For those undergoing cancer treatment, there’s one very small silver lining to losing your hair. A friend of a friend whose hair fell out during chemotherapy had saved it all in a bag in her garden shed, only for birds to find it and filch the lot. Her neighbour later presented her with an exquisite nest lined exclusively with those lost locks.
If you’re already feeding birds from a cat-proof platform set high in a tree, why not provide a sewing stash for them up there too? I’ve found that any and all donations of wool, fabric scraps, crafting felt, string, moss, lichen, hair and even dryer lint are gratefully recycled.
Grooming a long-haired labradoodle or sheepdog, or saving your spouse a visit to the barbershop? Scatter the trimmings on your lawn and watch the birds whisk it all away. As a bonus, it saves them scratching up and making off with the pea straw mulch from your garden beds.
At this time of the year, old birds’ nests are easy to find, wedged into bare tree branches or tucked deep inside defoliating deciduous hedges. Don’t feel guilty salvaging them as even birds who return to the same trees tend to build new nests each spring.
Store nests in shoe boxes for safekeeping. They make charming Christmas or Easter centrepieces, encircled with micro fairy lights or epiphytic strands of Spanish moss (Tillandsia usneoides).
Tuck ceramic bird figurines or blownout speckled quail eggs inside small nests, or use larger nests to line pottery bowls, creating the effect of a feathered fringe around a clutch of artificial eggs.

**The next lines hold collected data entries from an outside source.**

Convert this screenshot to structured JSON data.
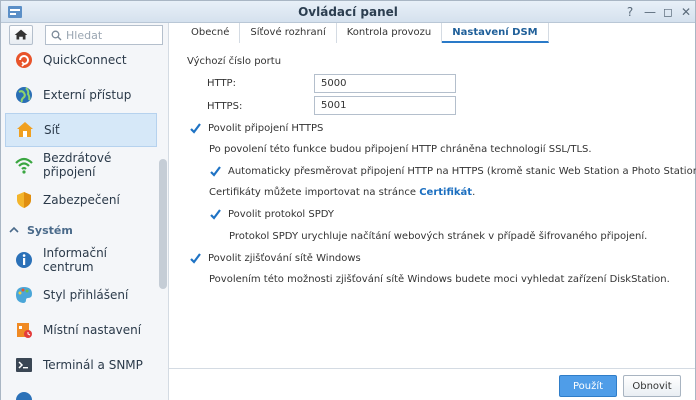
{
  "window": {
    "title": "Ovládací panel"
  },
  "search": {
    "placeholder": "Hledat"
  },
  "sidebar": {
    "items": [
      {
        "label": "QuickConnect",
        "icon": "quickconnect-icon"
      },
      {
        "label": "Externí přístup",
        "icon": "globe-icon"
      },
      {
        "label": "Síť",
        "icon": "home-network-icon",
        "active": true
      },
      {
        "label": "Bezdrátové připojení",
        "icon": "wifi-icon"
      },
      {
        "label": "Zabezpečení",
        "icon": "shield-icon"
      }
    ],
    "section": "Systém",
    "system_items": [
      {
        "label": "Informační centrum",
        "icon": "info-icon"
      },
      {
        "label": "Styl přihlášení",
        "icon": "palette-icon"
      },
      {
        "label": "Místní nastavení",
        "icon": "regional-icon"
      },
      {
        "label": "Terminál a SNMP",
        "icon": "terminal-icon"
      }
    ]
  },
  "tabs": [
    {
      "label": "Obecné"
    },
    {
      "label": "Síťové rozhraní"
    },
    {
      "label": "Kontrola provozu"
    },
    {
      "label": "Nastavení DSM",
      "active": true
    }
  ],
  "content": {
    "port_heading": "Výchozí číslo portu",
    "http_label": "HTTP:",
    "http_value": "5000",
    "https_label": "HTTPS:",
    "https_value": "5001",
    "enable_https": "Povolit připojení HTTPS",
    "https_desc": "Po povolení této funkce budou připojení HTTP chráněna technologií SSL/TLS.",
    "auto_redirect": "Automaticky přesměrovat připojení HTTP na HTTPS (kromě stanic Web Station a Photo Station)",
    "cert_text": "Certifikáty můžete importovat na stránce ",
    "cert_link": "Certifikát",
    "cert_end": ".",
    "enable_spdy": "Povolit protokol SPDY",
    "spdy_desc": "Protokol SPDY urychluje načítání webových stránek v případě šifrovaného připojení.",
    "enable_wsd": "Povolit zjišťování sítě Windows",
    "wsd_desc": "Povolením této možnosti zjišťování sítě Windows budete moci vyhledat zařízení DiskStation."
  },
  "footer": {
    "apply": "Použít",
    "revert": "Obnovit"
  },
  "colors": {
    "accent": "#2a7ac8",
    "apply_bg": "#4f9de8",
    "active_bg": "#d6e8f8"
  }
}
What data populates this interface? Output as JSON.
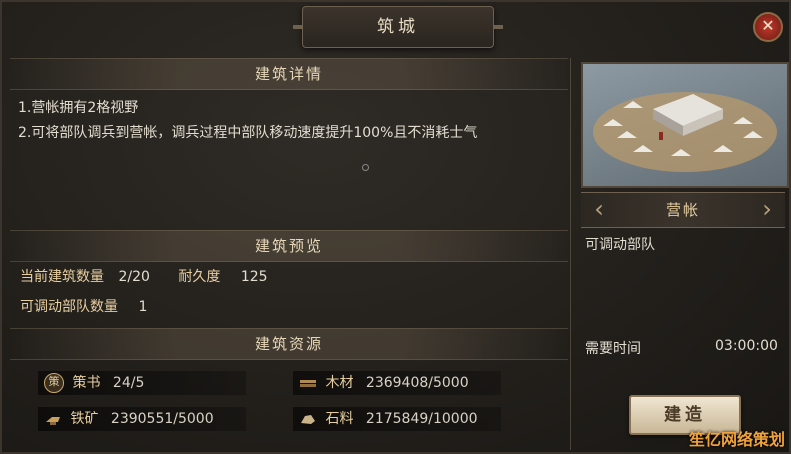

When we started renovating our farm barn, we unearthed a dozen antique ceramic nesting eggs buried under the concrete floor. These solid white eggs are traditionally slipped into nesting boxes to entice young hens to lay (and not peck at their own eggs), or to encourage broodiness for hatching fertilised eggs.
As I write this, the world is going into lockdown over the coronavirus outbreak; socialising is out and self-isolating is the order of the day. In these strange and surreal times, at least there’s some comfort to be had in nesting.